Wilhelmina Elisabeth Nordström used the pseudonyms W.N-m and W-aN-a, was born in Pyhtää in southern Finland, and pursued a career both as a schoolmistress for girls and as a poet, her pupils calling her Domkirken (the cathedral). She never married. She grew up in a vicarage, attended two different German-speaking girls’ schools, one of which was on the Karelian Isthmus, and worked for twenty-five years after her father’s death as a governess in various families.

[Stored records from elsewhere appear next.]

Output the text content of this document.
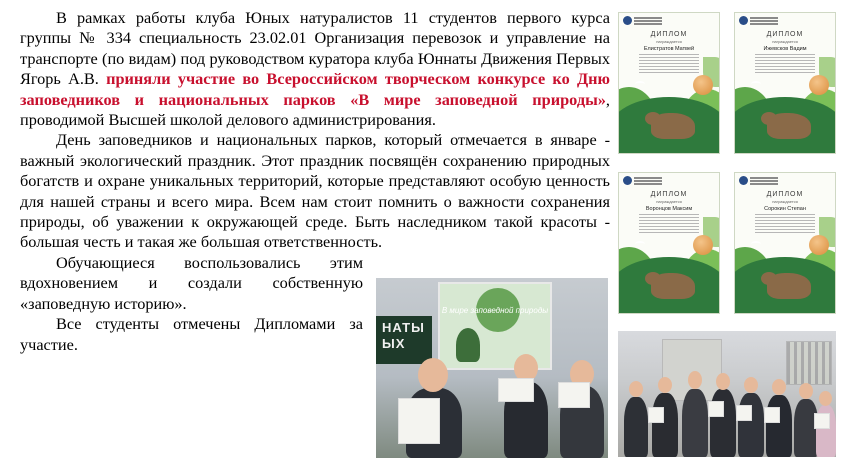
В рамках работы клуба Юных натуралистов 11 студентов первого курса группы № 334 специальность 23.02.01 Организация перевозок и управление на транспорте (по видам) под руководством куратора клуба Юннаты Движения Первых Ягорь А.В. приняли участие во Всероссийском творческом конкурсе ко Дню заповедников и национальных парков «В мире заповедной природы», проводимой Высшей школой делового администрирования.

День заповедников и национальных парков, который отмечается в январе - важный экологический праздник. Этот праздник посвящён сохранению природных богатств и охране уникальных территорий, которые представляют особую ценность для нашей страны и всего мира. Всем нам стоит помнить о важности сохранения природы, об уважении к окружающей среде. Быть наследником такой красоты - большая честь и такая же большая ответственность.

Обучающиеся воспользовались этим вдохновением и создали собственную «заповедную историю».

Все студенты отмечены Дипломами за участие.

ДИПЛОМ
награждается
Елистратов Матвей
ДИПЛОМ
награждается
Ижевсков Вадим
ДИПЛОМ
награждается
Воронцов Максим
ДИПЛОМ
награждается
Сорокин Степан
В мире заповедной природы
НАТЫ
ЫХ
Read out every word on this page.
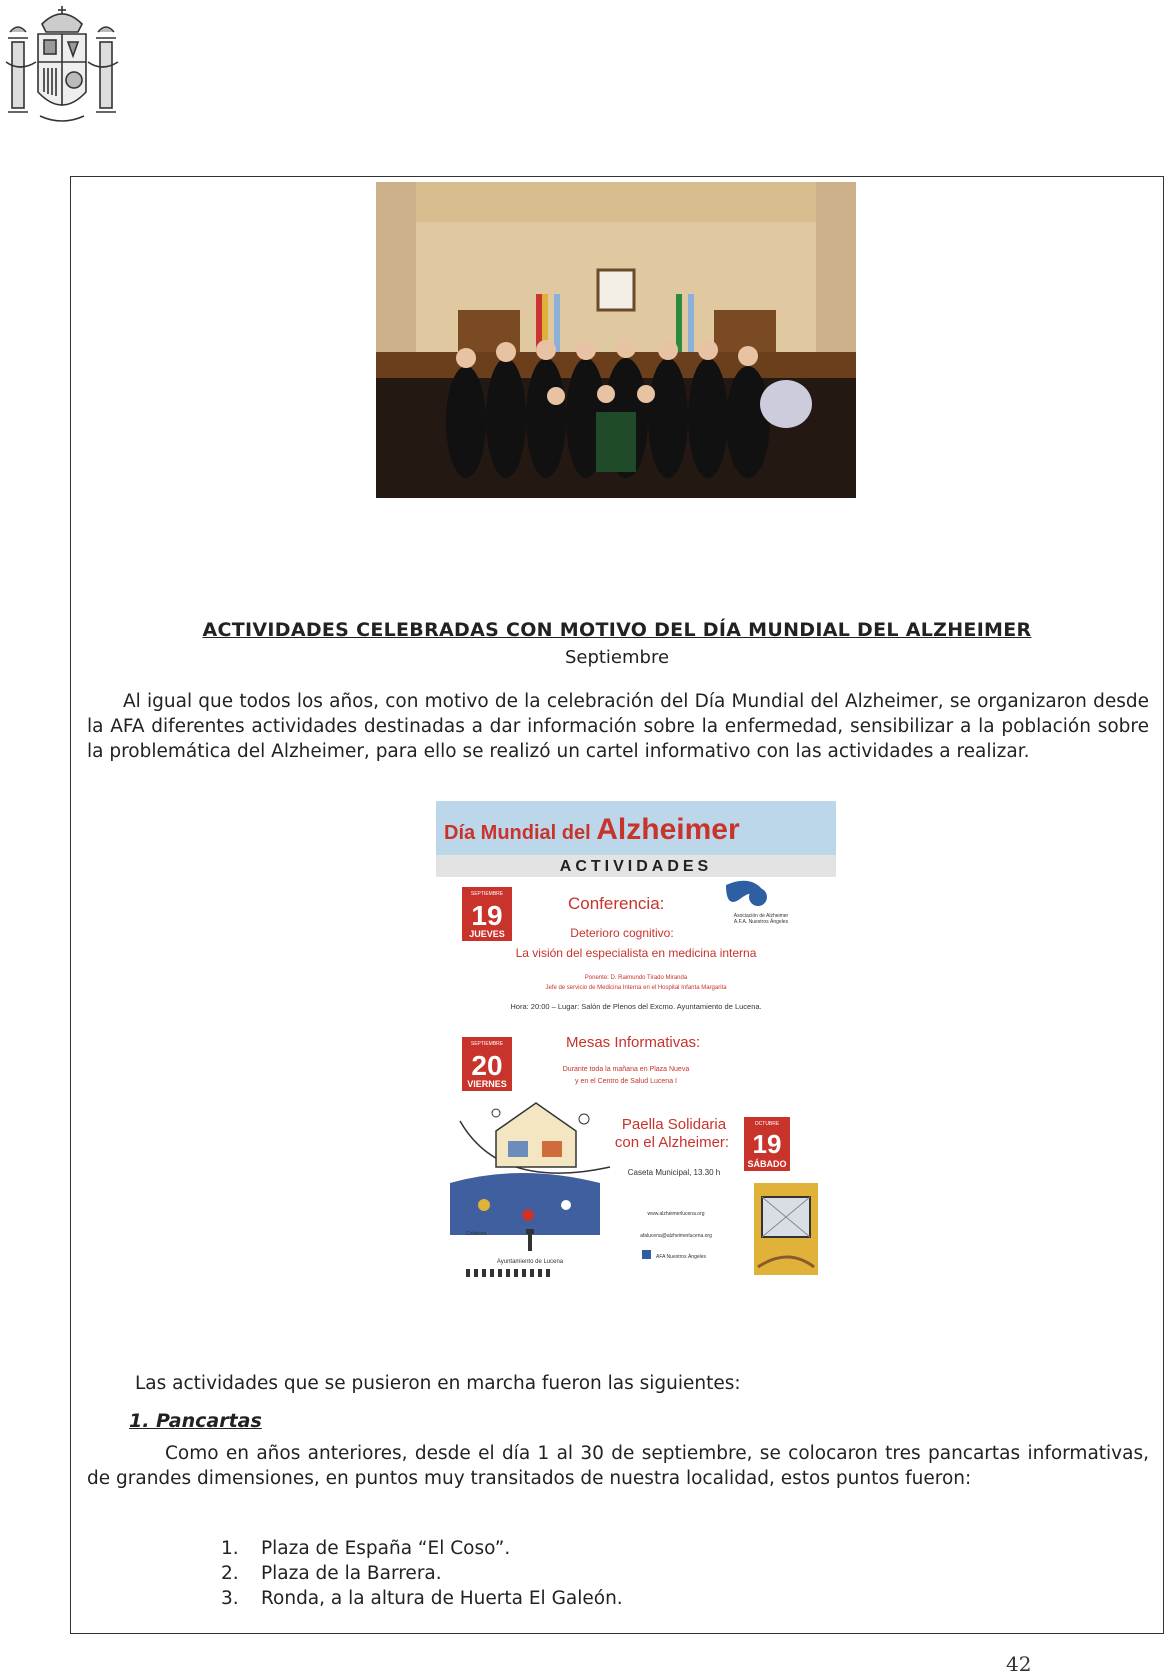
ACTIVIDADES CELEBRADAS CON MOTIVO DEL DÍA MUNDIAL DEL ALZHEIMER
Septiembre
Al igual que todos los años, con motivo de la celebración del Día Mundial del Alzheimer, se organizaron desde la AFA diferentes actividades destinadas a dar información sobre la enfermedad, sensibilizar a la población sobre la problemática del Alzheimer, para ello se realizó un cartel informativo con las actividades a realizar.
Día Mundial del Alzheimer
ACTIVIDADES
SEPTIEMBRE
19
JUEVES
Conferencia:
Asociación de Alzheimer
A.F.A. Nuestros Ángeles
Deterioro cognitivo:
La visión del especialista en medicina interna
Ponente: D. Raimundo Tirado Miranda
Jefe de servicio de Medicina Interna en el Hospital Infanta Margarita
Hora: 20:00 – Lugar: Salón de Plenos del Excmo. Ayuntamiento de Lucena.
SEPTIEMBRE
20
VIERNES
Mesas Informativas:
Durante toda la mañana en Plaza Nueva
y en el Centro de Salud Lucena I
Paella Solidaria
con el Alzheimer:
Caseta Municipal, 13.30 h
OCTUBRE
19
SÁBADO
www.alzheimerlucena.org
afalucena@alzheimerlucena.org
AFA Nuestros Ángeles
Colabora
Ayuntamiento de Lucena
Las actividades que se pusieron en marcha fueron las siguientes:
1. Pancartas
Como en años anteriores, desde el día 1 al 30 de septiembre, se colocaron tres pancartas informativas, de grandes dimensiones, en puntos muy transitados de nuestra localidad, estos puntos fueron:
1. Plaza de España “El Coso”.
2. Plaza de la Barrera.
3. Ronda, a la altura de Huerta El Galeón.
42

In 1858 she founded a private girls’ school, first in central Finland, then in Borgå. She educated herself further on study travels to Germany, Switzerland, and Italy. For fifteen years she was principal of the school she established, and here she taught foreign languages. In addition to her teaching, Wilhelmina Nordström published poems and short stories in literary almanacs and the poetry collection Dikter, 1861. J. L. Runeberg sent the collection to his publisher friend A. Bohlin in Örebro, who published a new, extended edition in 1864.
Wihelmina Nordström, together with her friend Fredrika Runeberg, was actively involved in the work of various women’s associations. Outspoken as she was, she sometimes had difficulty understanding Fredrika Runeberg’s status as the wife of a national poet. Recognition for Wilhelmina Nordström’s poetry has grown over the last decades.